Mean average precision (mAP)
Mean Average Precision (mAP) is a common evaluation metric used in tasks like multi-label classification and object detection. For example, the OmniVec model achieves 0.548 mAP in Audio Classification benchmark on AudioSet. a dataset of over 2M human-annotated 1- second video clips. AudioSet uses a hierarchical ontology of 632 event classes, meaning that the same sound could be annotated as different labels. For example, the sound of barking is annotated as Animal, Pets, and Dog. After calculating AP for each class in, the mean of these AP values across all classes gives the mAP.
Mean accuracy
The metric is typically applied when a model is evaluated across multiple tasks. For example, ViT was evaluated on the 19-task VTAB classification suite.
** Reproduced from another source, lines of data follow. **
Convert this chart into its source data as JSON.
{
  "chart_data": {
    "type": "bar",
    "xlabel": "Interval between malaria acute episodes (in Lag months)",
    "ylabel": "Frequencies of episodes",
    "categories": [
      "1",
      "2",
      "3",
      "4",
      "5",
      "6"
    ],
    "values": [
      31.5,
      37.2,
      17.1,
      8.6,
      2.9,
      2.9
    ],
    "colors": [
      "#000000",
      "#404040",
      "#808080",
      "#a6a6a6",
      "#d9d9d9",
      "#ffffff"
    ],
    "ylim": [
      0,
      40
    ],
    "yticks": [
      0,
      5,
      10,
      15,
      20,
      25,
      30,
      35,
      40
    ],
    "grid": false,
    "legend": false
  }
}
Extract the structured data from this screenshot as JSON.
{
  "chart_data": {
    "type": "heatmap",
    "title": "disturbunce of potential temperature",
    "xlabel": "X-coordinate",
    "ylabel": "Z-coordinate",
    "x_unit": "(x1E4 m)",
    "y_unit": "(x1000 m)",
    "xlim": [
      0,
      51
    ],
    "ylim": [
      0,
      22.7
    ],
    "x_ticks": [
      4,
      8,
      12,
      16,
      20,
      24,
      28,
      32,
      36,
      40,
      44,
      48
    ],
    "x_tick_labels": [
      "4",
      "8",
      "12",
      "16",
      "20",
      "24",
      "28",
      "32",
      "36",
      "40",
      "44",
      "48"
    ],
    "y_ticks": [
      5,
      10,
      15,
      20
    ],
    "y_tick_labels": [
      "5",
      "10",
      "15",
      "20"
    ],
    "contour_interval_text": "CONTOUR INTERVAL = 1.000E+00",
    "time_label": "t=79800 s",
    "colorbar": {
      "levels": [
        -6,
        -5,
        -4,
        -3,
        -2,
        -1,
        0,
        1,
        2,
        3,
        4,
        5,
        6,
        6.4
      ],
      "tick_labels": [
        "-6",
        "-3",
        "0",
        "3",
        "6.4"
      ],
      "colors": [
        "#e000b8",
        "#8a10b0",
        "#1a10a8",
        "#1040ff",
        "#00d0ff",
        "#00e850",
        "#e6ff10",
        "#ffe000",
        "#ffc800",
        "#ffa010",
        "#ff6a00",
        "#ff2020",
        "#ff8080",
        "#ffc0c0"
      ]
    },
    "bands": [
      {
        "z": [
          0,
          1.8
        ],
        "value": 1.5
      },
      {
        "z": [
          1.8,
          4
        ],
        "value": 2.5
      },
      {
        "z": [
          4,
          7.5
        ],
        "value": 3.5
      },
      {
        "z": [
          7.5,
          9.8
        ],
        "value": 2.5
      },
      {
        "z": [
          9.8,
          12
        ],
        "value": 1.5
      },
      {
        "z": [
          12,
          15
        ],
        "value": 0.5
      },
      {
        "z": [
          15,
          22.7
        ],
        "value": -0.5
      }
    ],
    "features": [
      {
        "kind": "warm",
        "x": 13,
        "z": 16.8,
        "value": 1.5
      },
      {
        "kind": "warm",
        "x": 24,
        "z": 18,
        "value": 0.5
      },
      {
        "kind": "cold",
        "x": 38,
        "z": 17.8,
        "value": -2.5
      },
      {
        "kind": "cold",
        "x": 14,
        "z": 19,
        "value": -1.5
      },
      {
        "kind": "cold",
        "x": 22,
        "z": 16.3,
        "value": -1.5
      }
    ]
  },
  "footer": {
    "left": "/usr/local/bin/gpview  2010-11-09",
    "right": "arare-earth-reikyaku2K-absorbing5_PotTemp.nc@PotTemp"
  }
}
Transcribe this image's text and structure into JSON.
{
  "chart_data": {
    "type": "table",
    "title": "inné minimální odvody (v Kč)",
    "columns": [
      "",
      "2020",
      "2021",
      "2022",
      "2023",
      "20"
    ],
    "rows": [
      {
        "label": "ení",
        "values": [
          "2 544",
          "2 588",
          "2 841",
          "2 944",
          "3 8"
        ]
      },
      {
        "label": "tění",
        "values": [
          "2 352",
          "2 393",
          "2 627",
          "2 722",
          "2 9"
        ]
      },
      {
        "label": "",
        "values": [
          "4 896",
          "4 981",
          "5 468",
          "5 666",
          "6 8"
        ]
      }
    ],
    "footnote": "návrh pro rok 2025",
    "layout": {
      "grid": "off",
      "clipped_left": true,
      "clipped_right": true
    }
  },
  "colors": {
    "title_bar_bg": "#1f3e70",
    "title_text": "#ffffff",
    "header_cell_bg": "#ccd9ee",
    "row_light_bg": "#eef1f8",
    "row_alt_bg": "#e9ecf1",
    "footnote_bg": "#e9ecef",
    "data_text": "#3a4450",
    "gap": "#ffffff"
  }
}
VTAB evaluates low-data transfer to diverse tasks, using 1 000 training examples per task. The tasks are divided into three groups: Natural (7 tasks), Specialized (4 tasks), and Structured (8 tasks).
Intersection over union (IoU)
IoU calculates the overlap between predicted and ground truth bounding boxes, which is crucial for assessing detection accuracy. IoU ratio is used as a threshold for determining whether a predicted outcome is a true positive or a false positive
Loss
Lastly, loss is a metric that measures how well the model’s predictions match the true labels during training. Loss functions guide the model in improving its predictions by adjusting the model’s parameters through techniques like backpropagation and gradient descent. For classification, a commonly used loss function is cross-entropy loss.
Conclusion
Understanding key metrics in object detection and classification is crucial for evaluating model performance and optimizing results. Metrics like precision, recall, and F1 score offer insights into the accuracy and balance of predictions, while more advanced metrics such as IoU and mAP are essential for complex tasks like object detection. Each metric serves a unique purpose, helping us analyze different aspects of model behavior, whether it’s detecting objects in images or classifying them into correct categories. By applying the right metrics and interpreting the results effectively, you can make informed decisions to improve model performance, ensuring that your solutions are both accurate and efficient.